The widespread adoption of APIs is powering the movement of data like never before.
Automating the gathering, consumption and surfacing of accounting data creates a purely digital workflow that makes structured financial data immediately available for analysis – and in the current climate it is essential to streamline processes for users on both sides of the lending journey.
But the data received by lenders must be fit for purpose if it is to offer any value.
Assessing the financial health of SMBs can be difficult at the best of times. The key is to find a technical solution that provides the digital efficiency gains you require (by removing manual processes), while offering enough insight to inform your risk outlook.

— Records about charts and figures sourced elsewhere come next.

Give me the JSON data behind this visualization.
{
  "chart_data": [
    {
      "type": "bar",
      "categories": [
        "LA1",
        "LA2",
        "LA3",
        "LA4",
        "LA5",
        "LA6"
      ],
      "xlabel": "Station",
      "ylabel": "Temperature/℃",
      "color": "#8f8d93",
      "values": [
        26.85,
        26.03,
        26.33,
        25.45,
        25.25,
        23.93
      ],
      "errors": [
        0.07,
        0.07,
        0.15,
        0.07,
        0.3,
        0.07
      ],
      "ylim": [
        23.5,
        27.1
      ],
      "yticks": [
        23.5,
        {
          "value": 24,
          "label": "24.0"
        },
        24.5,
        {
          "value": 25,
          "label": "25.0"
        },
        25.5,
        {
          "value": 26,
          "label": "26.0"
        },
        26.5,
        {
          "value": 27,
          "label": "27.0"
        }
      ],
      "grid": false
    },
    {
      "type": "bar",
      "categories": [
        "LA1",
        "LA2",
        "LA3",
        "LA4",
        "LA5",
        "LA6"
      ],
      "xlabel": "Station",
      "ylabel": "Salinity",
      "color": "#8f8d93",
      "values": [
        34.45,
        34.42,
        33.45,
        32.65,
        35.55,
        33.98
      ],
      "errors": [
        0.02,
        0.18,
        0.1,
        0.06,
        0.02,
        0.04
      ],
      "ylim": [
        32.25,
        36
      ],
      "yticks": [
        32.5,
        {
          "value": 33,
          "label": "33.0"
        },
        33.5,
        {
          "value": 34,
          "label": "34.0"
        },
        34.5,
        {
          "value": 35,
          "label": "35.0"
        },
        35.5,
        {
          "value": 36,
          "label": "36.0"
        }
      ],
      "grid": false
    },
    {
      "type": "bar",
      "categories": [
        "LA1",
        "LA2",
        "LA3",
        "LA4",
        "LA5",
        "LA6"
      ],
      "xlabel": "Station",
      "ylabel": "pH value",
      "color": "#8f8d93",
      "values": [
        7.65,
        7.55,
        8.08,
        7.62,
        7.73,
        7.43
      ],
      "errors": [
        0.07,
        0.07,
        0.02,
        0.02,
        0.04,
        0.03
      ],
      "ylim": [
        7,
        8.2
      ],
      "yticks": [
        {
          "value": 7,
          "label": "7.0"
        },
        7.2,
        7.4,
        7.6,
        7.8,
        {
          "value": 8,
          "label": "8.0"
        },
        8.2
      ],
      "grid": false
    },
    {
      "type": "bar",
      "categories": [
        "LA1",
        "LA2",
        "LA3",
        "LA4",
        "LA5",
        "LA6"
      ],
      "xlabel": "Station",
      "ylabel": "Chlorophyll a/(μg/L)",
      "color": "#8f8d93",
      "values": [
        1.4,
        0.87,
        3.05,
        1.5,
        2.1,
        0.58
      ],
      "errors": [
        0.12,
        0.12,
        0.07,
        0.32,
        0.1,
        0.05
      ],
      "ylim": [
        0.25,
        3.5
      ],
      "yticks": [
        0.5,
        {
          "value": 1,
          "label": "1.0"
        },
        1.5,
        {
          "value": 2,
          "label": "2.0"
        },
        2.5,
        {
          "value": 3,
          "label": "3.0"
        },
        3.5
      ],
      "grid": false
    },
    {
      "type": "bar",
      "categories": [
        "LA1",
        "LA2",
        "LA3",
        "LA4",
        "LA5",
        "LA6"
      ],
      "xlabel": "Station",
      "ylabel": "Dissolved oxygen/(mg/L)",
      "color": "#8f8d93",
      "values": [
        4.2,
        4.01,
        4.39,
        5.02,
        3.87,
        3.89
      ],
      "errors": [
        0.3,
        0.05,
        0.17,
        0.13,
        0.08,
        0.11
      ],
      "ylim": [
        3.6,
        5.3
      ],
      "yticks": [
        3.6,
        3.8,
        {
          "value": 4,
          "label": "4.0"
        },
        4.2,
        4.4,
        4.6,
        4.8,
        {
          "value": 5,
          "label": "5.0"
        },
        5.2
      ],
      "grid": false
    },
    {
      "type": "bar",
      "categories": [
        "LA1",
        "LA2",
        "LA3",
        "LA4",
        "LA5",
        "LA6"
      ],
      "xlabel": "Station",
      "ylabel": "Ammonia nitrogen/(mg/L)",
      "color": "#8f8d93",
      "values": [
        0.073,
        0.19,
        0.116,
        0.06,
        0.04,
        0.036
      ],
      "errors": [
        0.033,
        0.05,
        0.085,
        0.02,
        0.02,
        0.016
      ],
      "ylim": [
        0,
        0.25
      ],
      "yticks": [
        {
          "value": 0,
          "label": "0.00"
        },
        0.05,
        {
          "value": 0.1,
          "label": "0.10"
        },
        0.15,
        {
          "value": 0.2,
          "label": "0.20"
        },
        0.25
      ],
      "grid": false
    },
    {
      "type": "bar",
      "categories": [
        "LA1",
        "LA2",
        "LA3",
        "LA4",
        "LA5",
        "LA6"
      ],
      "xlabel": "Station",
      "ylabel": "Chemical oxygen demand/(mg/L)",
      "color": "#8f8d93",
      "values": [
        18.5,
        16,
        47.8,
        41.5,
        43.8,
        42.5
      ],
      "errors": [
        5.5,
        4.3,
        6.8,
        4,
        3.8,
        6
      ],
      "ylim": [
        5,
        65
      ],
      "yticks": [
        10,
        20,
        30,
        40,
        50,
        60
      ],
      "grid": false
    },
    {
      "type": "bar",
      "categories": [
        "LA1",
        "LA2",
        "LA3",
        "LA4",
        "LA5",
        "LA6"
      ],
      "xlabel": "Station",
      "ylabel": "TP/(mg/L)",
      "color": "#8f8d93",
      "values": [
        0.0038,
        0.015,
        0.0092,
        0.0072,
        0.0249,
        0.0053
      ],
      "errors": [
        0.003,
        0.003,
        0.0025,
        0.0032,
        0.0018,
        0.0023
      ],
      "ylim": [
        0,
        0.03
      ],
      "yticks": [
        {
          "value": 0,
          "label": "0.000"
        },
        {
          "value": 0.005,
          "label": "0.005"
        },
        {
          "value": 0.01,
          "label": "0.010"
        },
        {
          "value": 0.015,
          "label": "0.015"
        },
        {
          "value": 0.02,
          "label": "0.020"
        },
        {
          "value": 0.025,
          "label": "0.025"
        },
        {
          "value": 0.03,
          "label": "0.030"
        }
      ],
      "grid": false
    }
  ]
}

Much of this ‘intelligent data’ can be found when a company’s comprehensive and granular Management Accounts are extracted from their accounting platform and made available for lenders digitally and in real time.
Choosing the right technology
Our intelligent accounting integrations provide clarity and efficiency to what can be a painful and expensive process.
They take management account data direct from the SMB’s accounting package and make it fit for purpose for lenders, and in particular, credit risk functions.
Live access to SMB financial statements from Validis ensures quicker decisioning for new applicants (saving up to 90%) as we structure their records in an easy-to-consume way and surface them within the software the lending team already use.
We make monthly, quarterly and annual reviews seamless as the SMB financial data arrives in minutes with all key financial ratios auto calculated ready for analysis and discussion.
We take the pain out of portfolio risk analysis, helping to understand the risk outlook, and required capital allocation limits and collections strategies for your borrower base.
And we do all this while providing a seamless, digital journey for your borrowers and new applicants.